That said, I had the most amazing driving experience of my life the other day. I drove us from Monterey to San Francisco, a drive that takes in an incredible freeway that winds down through spectacular hillsides, and another that cruises up Silicon Valley and then hits the city. We finally got the iPod to work and I caught my first glimpse of San Fran to the sounds of Yello's 'Oh Yeah'. Fans of Ferris Bueller will appreciate the juxtaposition. Driving a big SUV along an American freeway to a classic song - that makes you feel all conquering and all powerful. No wonder these people cling on to that part of their way of life with such defiance.

Animals
On the way up I've had the chance to see elephant seals and sealions up close in their natural habitat. So close, in fact, that I can tell you elephant seals are STINKY, and sealions are total posers. No matter how low I'm feeling, animals always manage to bring me out of myself. They're just so much themselves, so idiosyncratic, and somehow so similar to us. Americans adore their pets. In fact I've even seen anti-PETA advertising exhorting Americans to stand up for their 'right to own a pet'. Our preferred motel has a welcome policy to pets, and so there are generally happy looking dogs bounding about and barking up a storm. It's nice.

Strangers
My poor brother took ill yesterday, after some dodgy Chinatown seafood in San Fran. He was forced to spend the day in bed, and so I was forced to go out and make my own company. We were staying on Geary Street, on the edge of the tenderloin district, which is one of the skankiest places I have ever witnessed anywhere (waaay worse than anything I've seen in Asia).
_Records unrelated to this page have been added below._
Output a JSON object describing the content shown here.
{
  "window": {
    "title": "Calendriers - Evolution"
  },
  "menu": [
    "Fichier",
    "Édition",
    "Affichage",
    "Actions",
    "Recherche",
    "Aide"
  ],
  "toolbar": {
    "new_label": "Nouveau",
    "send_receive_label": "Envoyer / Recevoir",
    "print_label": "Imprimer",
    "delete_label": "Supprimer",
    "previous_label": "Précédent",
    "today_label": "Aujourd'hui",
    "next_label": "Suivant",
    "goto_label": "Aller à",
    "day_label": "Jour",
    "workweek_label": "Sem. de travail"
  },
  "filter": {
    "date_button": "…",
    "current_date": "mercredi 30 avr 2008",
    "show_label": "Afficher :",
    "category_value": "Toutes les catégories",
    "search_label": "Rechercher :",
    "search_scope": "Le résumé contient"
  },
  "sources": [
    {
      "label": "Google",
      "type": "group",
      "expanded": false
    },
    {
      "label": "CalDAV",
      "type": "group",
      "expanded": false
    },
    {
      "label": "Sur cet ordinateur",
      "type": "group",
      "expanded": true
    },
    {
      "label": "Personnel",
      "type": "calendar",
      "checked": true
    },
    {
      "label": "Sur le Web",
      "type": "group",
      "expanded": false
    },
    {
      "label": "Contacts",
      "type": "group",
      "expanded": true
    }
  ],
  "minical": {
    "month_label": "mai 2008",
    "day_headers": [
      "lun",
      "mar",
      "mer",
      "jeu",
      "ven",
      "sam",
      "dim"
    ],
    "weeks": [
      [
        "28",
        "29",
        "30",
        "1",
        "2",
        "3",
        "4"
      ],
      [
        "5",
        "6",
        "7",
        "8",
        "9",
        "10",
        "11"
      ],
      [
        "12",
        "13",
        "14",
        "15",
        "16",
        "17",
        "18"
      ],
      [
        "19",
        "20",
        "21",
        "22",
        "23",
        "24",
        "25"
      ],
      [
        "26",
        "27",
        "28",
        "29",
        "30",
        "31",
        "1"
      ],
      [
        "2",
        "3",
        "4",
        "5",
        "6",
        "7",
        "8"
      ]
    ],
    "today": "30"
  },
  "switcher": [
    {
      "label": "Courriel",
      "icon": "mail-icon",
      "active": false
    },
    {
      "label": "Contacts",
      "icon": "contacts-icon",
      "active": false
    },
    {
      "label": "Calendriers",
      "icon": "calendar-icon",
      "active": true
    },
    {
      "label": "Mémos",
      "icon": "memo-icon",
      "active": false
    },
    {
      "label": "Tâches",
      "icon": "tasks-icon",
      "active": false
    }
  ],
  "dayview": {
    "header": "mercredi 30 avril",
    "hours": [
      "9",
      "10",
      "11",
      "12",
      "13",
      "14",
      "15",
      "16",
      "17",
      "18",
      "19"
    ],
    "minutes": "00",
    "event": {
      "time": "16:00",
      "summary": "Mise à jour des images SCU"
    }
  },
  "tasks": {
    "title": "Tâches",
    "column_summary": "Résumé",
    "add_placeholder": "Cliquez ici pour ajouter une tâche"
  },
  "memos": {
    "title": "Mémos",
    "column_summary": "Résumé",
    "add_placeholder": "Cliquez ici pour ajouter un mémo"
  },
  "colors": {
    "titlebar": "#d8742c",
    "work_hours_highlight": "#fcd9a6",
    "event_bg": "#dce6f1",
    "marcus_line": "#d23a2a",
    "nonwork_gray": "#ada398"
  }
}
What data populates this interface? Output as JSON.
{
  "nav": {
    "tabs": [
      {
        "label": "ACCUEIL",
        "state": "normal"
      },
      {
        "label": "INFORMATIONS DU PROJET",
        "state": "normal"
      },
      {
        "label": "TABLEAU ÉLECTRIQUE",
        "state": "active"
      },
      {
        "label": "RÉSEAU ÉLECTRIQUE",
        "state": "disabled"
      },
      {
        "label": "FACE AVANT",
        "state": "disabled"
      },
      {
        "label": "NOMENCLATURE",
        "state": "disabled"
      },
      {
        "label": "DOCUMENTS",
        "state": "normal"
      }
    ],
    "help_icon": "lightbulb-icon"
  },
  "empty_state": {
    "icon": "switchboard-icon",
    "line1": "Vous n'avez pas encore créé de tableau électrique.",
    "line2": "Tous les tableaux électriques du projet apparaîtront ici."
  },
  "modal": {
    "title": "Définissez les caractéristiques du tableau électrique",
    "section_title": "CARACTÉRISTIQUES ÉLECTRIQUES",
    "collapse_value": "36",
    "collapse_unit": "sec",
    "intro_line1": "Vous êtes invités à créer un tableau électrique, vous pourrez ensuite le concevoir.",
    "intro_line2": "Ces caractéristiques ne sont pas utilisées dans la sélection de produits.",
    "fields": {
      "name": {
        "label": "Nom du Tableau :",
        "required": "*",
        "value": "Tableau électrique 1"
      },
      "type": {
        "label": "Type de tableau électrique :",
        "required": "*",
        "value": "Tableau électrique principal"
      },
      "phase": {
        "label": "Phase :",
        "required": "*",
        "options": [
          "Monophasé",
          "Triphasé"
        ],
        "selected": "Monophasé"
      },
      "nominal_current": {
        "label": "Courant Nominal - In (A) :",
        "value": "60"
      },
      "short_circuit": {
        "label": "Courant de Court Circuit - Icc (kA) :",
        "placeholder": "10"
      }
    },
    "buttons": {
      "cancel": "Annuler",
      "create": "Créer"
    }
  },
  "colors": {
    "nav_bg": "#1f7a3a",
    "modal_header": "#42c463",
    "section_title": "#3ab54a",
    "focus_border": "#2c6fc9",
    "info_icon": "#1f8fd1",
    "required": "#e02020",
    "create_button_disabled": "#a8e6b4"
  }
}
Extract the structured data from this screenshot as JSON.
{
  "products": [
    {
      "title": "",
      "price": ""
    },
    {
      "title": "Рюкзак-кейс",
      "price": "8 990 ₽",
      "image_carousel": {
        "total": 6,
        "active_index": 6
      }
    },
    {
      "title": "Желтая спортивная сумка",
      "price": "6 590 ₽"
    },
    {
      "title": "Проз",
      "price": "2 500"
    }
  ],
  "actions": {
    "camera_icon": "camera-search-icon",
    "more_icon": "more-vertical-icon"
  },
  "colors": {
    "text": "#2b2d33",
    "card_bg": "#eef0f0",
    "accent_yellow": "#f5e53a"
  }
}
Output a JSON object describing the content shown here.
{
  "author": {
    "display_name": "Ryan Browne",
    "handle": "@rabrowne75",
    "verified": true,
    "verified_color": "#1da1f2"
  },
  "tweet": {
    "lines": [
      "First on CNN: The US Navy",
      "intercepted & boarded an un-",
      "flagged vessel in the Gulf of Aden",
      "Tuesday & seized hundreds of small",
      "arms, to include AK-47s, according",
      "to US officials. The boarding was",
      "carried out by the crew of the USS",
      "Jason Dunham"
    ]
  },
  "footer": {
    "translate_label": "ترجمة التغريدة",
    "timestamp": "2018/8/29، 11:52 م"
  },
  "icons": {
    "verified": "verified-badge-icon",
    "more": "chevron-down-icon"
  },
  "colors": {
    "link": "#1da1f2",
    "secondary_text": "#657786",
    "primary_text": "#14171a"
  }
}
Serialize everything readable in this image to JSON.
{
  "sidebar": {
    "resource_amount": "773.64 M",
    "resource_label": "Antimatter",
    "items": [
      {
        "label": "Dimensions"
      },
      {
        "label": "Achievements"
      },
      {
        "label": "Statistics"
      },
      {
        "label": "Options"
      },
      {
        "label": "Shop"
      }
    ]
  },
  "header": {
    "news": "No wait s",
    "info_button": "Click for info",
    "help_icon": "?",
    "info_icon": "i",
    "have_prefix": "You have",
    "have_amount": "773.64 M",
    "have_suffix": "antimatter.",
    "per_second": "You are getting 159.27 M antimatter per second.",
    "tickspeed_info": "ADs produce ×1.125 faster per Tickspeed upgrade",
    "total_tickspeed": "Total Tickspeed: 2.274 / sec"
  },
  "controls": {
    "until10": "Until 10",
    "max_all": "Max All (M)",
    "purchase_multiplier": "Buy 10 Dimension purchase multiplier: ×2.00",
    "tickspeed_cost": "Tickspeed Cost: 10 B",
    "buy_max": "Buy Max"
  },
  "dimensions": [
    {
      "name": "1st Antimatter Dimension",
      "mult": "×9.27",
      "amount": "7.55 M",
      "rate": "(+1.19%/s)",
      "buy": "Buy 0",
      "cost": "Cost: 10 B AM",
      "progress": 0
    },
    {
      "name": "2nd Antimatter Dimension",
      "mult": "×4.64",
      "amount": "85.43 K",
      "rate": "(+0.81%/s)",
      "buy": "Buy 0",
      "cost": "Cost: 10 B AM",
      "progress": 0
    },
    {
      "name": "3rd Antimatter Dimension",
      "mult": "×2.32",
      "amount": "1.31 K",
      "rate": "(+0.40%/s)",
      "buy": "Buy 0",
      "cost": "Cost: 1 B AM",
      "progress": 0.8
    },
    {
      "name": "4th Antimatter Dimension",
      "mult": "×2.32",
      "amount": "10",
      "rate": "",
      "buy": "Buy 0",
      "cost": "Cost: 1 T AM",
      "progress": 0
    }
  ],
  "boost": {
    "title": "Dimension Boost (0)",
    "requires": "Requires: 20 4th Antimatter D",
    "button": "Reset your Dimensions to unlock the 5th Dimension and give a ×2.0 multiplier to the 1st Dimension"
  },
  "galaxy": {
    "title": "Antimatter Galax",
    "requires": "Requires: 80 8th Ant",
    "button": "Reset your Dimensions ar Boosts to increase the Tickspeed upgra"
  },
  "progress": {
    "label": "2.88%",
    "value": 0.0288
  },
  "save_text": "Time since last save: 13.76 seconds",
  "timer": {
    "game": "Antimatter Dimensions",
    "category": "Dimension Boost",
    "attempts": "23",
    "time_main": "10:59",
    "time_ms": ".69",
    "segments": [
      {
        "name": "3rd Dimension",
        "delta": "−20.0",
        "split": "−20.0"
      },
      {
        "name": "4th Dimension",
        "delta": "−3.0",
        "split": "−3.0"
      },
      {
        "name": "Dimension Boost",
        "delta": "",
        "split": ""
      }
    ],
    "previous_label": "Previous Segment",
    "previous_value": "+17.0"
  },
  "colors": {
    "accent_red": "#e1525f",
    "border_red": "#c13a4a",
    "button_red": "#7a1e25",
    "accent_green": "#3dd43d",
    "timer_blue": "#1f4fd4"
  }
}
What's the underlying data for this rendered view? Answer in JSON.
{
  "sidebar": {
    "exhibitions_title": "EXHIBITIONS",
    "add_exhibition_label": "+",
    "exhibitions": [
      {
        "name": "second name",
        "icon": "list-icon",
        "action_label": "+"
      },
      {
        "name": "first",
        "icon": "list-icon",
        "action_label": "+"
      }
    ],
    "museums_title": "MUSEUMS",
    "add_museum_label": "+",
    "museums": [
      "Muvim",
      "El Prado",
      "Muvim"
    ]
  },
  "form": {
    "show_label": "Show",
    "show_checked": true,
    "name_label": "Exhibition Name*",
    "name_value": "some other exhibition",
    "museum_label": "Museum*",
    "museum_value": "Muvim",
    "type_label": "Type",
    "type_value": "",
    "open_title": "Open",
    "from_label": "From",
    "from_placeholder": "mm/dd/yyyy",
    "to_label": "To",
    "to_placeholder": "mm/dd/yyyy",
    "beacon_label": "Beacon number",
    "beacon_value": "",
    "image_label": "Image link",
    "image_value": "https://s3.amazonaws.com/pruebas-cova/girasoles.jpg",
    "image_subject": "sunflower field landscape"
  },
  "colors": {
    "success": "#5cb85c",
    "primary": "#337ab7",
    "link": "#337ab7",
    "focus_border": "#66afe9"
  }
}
There were people smoking crack on the street, women covered in track marks, homeless guys wandering around in the middle of the road like zombies, doing scary random shit. This gave me a somewhat unfavorable initial impression of 'America's most beautiful city' and I wandered as far from the hotel as I could get. This meant an overdose of shopping areas and tourist attractions, which tired me out. Somewhat disillusioned at the end of my day, I wandered back towards the hotel. Just a few meters up the street I chanced upon a nice looking coffee bar, with some normal looking people inside. I wandered in and began reading my book. It didn't take long before I got sucked into a conversation with the bar owner (a Turkish Cypriot) and a psychic called Elizabeth (a reformed psychic, to be precise). It soon became apparent that I'd wandered into the epicenter of neighborhood social life. Everyone who walked by popped in to say hello, ask a question, share some gossip, try and sell a stolen bicycle, find a partner to play poker with. I must have been introduced to between 15 and 20 people, each of whom had something interesting to say. At some point a local homeless guy came in and asked to play the piano. I sat there, listening to a bunch of amusing strangers discussing the nature of reality as this guy played one haunting melody after another on this utterly tuneless old piano. It was a truly beautiful moment. If it wasn't for the black poker chip nestling at the bottom of my handbag this morning, I'd think it was all a dream.

2 comments:

happyseaurchin said...

well written as always
astute insight
peppered with piquant detail

last bit sounds like what happens to white folk
when the live in a warmer climate
and they are not constrained by family boundaries

Valerie said...

July is Northern California's foggiest month — and can be SF's coldest. What you call the 'haar' we call the 'marine layer' and it keeps us sane in the heat of summer until it starts to burn off... but I know what you mean about missing the warm sand and clear ocean views. Hard to get that up north in the summer, strange as that may seem.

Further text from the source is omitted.